Auntie Hu frowns, and I rush on. “But May’s biggest news has to do with her own business. She’s still renting props and costumes to movie productions, but television shows are now coming to her too. You’ll never guess what happened. They want Chinese faces in their shows too! May got a job, playing a housekeeper on a doctor show. If only they knew what a bad housekeeper she is in real life!”

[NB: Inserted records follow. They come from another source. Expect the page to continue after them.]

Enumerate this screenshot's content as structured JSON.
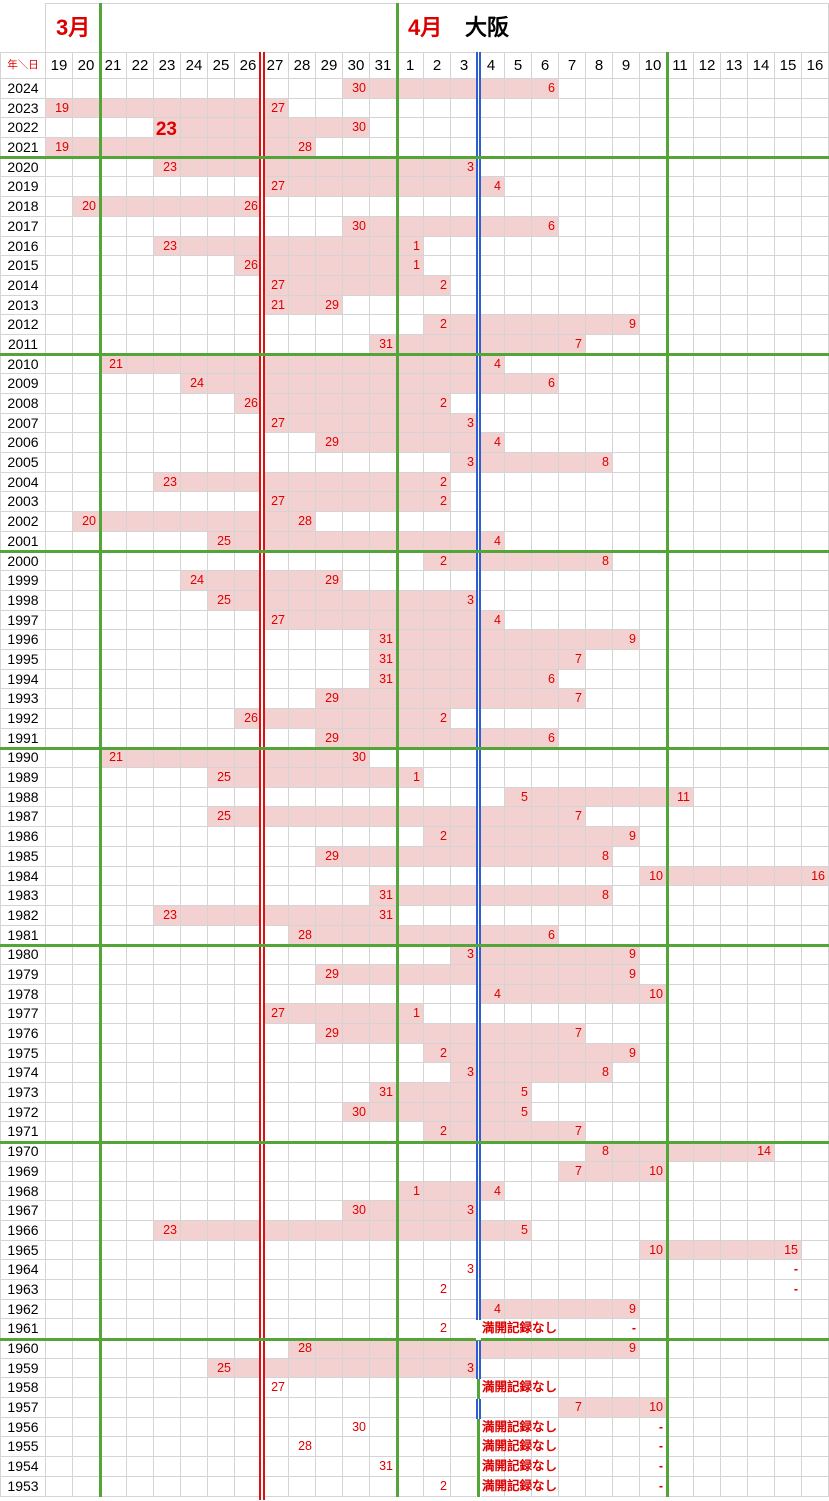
{
  "title": {
    "march": "3月",
    "april": "4月",
    "city": "大阪",
    "corner": "年＼日"
  },
  "columns": {
    "march_days": [
      "19",
      "20",
      "21",
      "22",
      "23",
      "24",
      "25",
      "26",
      "27",
      "28",
      "29",
      "30",
      "31"
    ],
    "april_days": [
      "1",
      "2",
      "3",
      "4",
      "5",
      "6",
      "7",
      "8",
      "9",
      "10",
      "11",
      "12",
      "13",
      "14",
      "15",
      "16"
    ]
  },
  "colors": {
    "bar_pink": "#f3d1d1",
    "red_text": "#dd0000",
    "green_line": "#53a53a",
    "blue_line": "#2f5fce",
    "red_line": "#e01010",
    "gridline": "#d4d4d4"
  },
  "note_text": "満開記録なし",
  "dash_text": "-",
  "markers": {
    "vertical": [
      {
        "after": "3/20",
        "color": "green",
        "from_top": true
      },
      {
        "after": "3/26",
        "color": "red-double",
        "from_top": false
      },
      {
        "after": "3/31",
        "color": "green",
        "from_top": true
      },
      {
        "after": "4/3",
        "color": "blue-double",
        "from_top": false
      },
      {
        "after": "4/10",
        "color": "green",
        "from_top": false
      }
    ],
    "blue_overrides": [
      {
        "year": "1961",
        "style": "gap"
      },
      {
        "year": "1958",
        "style": "green"
      },
      {
        "year": "1956",
        "style": "green"
      },
      {
        "year": "1955",
        "style": "green"
      },
      {
        "year": "1954",
        "style": "green"
      },
      {
        "year": "1953",
        "style": "green"
      }
    ],
    "horizontal_after_years": [
      "2021",
      "2011",
      "2001",
      "1991",
      "1981",
      "1971",
      "1961"
    ]
  },
  "chart_data": {
    "type": "gantt",
    "title": "大阪 桜 開花〜満開 (Osaka cherry blossom: flowering to full bloom, by year)",
    "x_axis": "March 19 – April 16",
    "rows": [
      {
        "year": "2024",
        "start": "3/30",
        "full_bloom": "4/6"
      },
      {
        "year": "2023",
        "start": "3/19",
        "full_bloom": "3/27"
      },
      {
        "year": "2022",
        "start": "3/23",
        "full_bloom": "3/30",
        "big_start_label": true
      },
      {
        "year": "2021",
        "start": "3/19",
        "full_bloom": "3/28"
      },
      {
        "year": "2020",
        "start": "3/23",
        "full_bloom": "4/3"
      },
      {
        "year": "2019",
        "start": "3/27",
        "full_bloom": "4/4"
      },
      {
        "year": "2018",
        "start": "3/20",
        "full_bloom": "3/26"
      },
      {
        "year": "2017",
        "start": "3/30",
        "full_bloom": "4/6"
      },
      {
        "year": "2016",
        "start": "3/23",
        "full_bloom": "4/1"
      },
      {
        "year": "2015",
        "start": "3/26",
        "full_bloom": "4/1"
      },
      {
        "year": "2014",
        "start": "3/27",
        "full_bloom": "4/2"
      },
      {
        "year": "2013",
        "start": "3/21",
        "full_bloom": "3/29",
        "bar_start": "3/27"
      },
      {
        "year": "2012",
        "start": "4/2",
        "full_bloom": "4/9"
      },
      {
        "year": "2011",
        "start": "3/31",
        "full_bloom": "4/7"
      },
      {
        "year": "2010",
        "start": "3/21",
        "full_bloom": "4/4"
      },
      {
        "year": "2009",
        "start": "3/24",
        "full_bloom": "4/6"
      },
      {
        "year": "2008",
        "start": "3/26",
        "full_bloom": "4/2"
      },
      {
        "year": "2007",
        "start": "3/27",
        "full_bloom": "4/3"
      },
      {
        "year": "2006",
        "start": "3/29",
        "full_bloom": "4/4"
      },
      {
        "year": "2005",
        "start": "4/3",
        "full_bloom": "4/8"
      },
      {
        "year": "2004",
        "start": "3/23",
        "full_bloom": "4/2"
      },
      {
        "year": "2003",
        "start": "3/27",
        "full_bloom": "4/2"
      },
      {
        "year": "2002",
        "start": "3/20",
        "full_bloom": "3/28"
      },
      {
        "year": "2001",
        "start": "3/25",
        "full_bloom": "4/4"
      },
      {
        "year": "2000",
        "start": "4/2",
        "full_bloom": "4/8"
      },
      {
        "year": "1999",
        "start": "3/24",
        "full_bloom": "3/29"
      },
      {
        "year": "1998",
        "start": "3/25",
        "full_bloom": "4/3"
      },
      {
        "year": "1997",
        "start": "3/27",
        "full_bloom": "4/4"
      },
      {
        "year": "1996",
        "start": "3/31",
        "full_bloom": "4/9"
      },
      {
        "year": "1995",
        "start": "3/31",
        "full_bloom": "4/7"
      },
      {
        "year": "1994",
        "start": "3/31",
        "full_bloom": "4/6"
      },
      {
        "year": "1993",
        "start": "3/29",
        "full_bloom": "4/7"
      },
      {
        "year": "1992",
        "start": "3/26",
        "full_bloom": "4/2"
      },
      {
        "year": "1991",
        "start": "3/29",
        "full_bloom": "4/6"
      },
      {
        "year": "1990",
        "start": "3/21",
        "full_bloom": "3/30"
      },
      {
        "year": "1989",
        "start": "3/25",
        "full_bloom": "4/1"
      },
      {
        "year": "1988",
        "start": "4/5",
        "full_bloom": "4/11"
      },
      {
        "year": "1987",
        "start": "3/25",
        "full_bloom": "4/7"
      },
      {
        "year": "1986",
        "start": "4/2",
        "full_bloom": "4/9"
      },
      {
        "year": "1985",
        "start": "3/29",
        "full_bloom": "4/8"
      },
      {
        "year": "1984",
        "start": "4/10",
        "full_bloom": "4/16"
      },
      {
        "year": "1983",
        "start": "3/31",
        "full_bloom": "4/8"
      },
      {
        "year": "1982",
        "start": "3/23",
        "full_bloom": "3/31"
      },
      {
        "year": "1981",
        "start": "3/28",
        "full_bloom": "4/6"
      },
      {
        "year": "1980",
        "start": "4/3",
        "full_bloom": "4/9"
      },
      {
        "year": "1979",
        "start": "3/29",
        "full_bloom": "4/9"
      },
      {
        "year": "1978",
        "start": "4/4",
        "full_bloom": "4/10"
      },
      {
        "year": "1977",
        "start": "3/27",
        "full_bloom": "4/1"
      },
      {
        "year": "1976",
        "start": "3/29",
        "full_bloom": "4/7"
      },
      {
        "year": "1975",
        "start": "4/2",
        "full_bloom": "4/9"
      },
      {
        "year": "1974",
        "start": "4/3",
        "full_bloom": "4/8"
      },
      {
        "year": "1973",
        "start": "3/31",
        "full_bloom": "4/5"
      },
      {
        "year": "1972",
        "start": "3/30",
        "full_bloom": "4/5"
      },
      {
        "year": "1971",
        "start": "4/2",
        "full_bloom": "4/7"
      },
      {
        "year": "1970",
        "start": "4/8",
        "full_bloom": "4/14"
      },
      {
        "year": "1969",
        "start": "4/7",
        "full_bloom": "4/10"
      },
      {
        "year": "1968",
        "start": "4/1",
        "full_bloom": "4/4"
      },
      {
        "year": "1967",
        "start": "3/30",
        "full_bloom": "4/3"
      },
      {
        "year": "1966",
        "start": "3/23",
        "full_bloom": "4/5"
      },
      {
        "year": "1965",
        "start": "4/10",
        "full_bloom": "4/15"
      },
      {
        "year": "1964",
        "start": "4/3",
        "no_bar": true,
        "dash_at": "4/15"
      },
      {
        "year": "1963",
        "start": "4/2",
        "no_bar": true,
        "dash_at": "4/15"
      },
      {
        "year": "1962",
        "start": "4/4",
        "full_bloom": "4/9"
      },
      {
        "year": "1961",
        "start": "4/2",
        "no_bar": true,
        "note_at": "4/4",
        "dash_at": "4/9"
      },
      {
        "year": "1960",
        "start": "3/28",
        "full_bloom": "4/9"
      },
      {
        "year": "1959",
        "start": "3/25",
        "full_bloom": "4/3"
      },
      {
        "year": "1958",
        "start": "3/27",
        "no_bar": true,
        "note_at": "4/4"
      },
      {
        "year": "1957",
        "start": "4/7",
        "full_bloom": "4/10"
      },
      {
        "year": "1956",
        "start": "3/30",
        "no_bar": true,
        "note_at": "4/4",
        "dash_at": "4/10"
      },
      {
        "year": "1955",
        "start": "3/28",
        "no_bar": true,
        "note_at": "4/4",
        "dash_at": "4/10"
      },
      {
        "year": "1954",
        "start": "3/31",
        "no_bar": true,
        "note_at": "4/4",
        "dash_at": "4/10"
      },
      {
        "year": "1953",
        "start": "4/2",
        "no_bar": true,
        "note_at": "4/4",
        "dash_at": "4/10"
      }
    ]
  }
}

We all chuckle. Then Auntie Hu gets up to turn on the radio so we can listen to the speeches being broadcast from the capital. “The Chinese have changed from slaves living in a hell on earth into fearless masters of their fates,” Premier Chou En-lai tells the country. “The imperialists ridicule our Great Leap Forward as a big leap backward. But let me tell you this: The European imperialists tried to carve us up. The Japanese aggressors wanted to devour us. Now the United States is trying to isolate and exclude us from international affairs. That policy is more of a failure with every passing day. We have full diplomatic relations with thirty-three countries, economic relations with ninety-three countries, and cultural contacts and exchanges with one hundred and four countries. How is all this swift, flying progress to be explained?”
Auntie Hu doesn’t care to hear the answer and gets right back up to turn off the radio, saying, “I’d much rather have Dun read to us.”
We spend the rest of the afternoon drinking tea, chatting, and listening as Dun reads to us from Wuthering Heights—Auntie Hu’s favorite. It’s so peaceful here, and it makes me happy that Dun and I can share this time together without Cook or the other boarders watching and listening to us.
Later, even though Auntie Hu has servants, I take our tray of cups and saucers to the kitchen. Auntie Hu follows, swaying on her tiny feet. She shoos her servants out of the kitchen and then she turns to me, her gentle features filled with concern. “How worried are you about Joy?”
“Very worried. I don’t understand why I haven’t received a letter from her. Even one in which the censors crossed out every word would be better than nothing.”
“You went through this silence before when you were waiting for Joy to return to Shanghai with Z.G.,” she tries to reassure me.
“That was different. She didn’t know I was in China.”
When Auntie Hu nods sympathetically, I ask her the question that’s been gnawing at me lately. “Do you think Joy suddenly prefers May—who gave birth to her—over me now that she’s approaching birth herself? Is that why Joy isn’t writing to me?”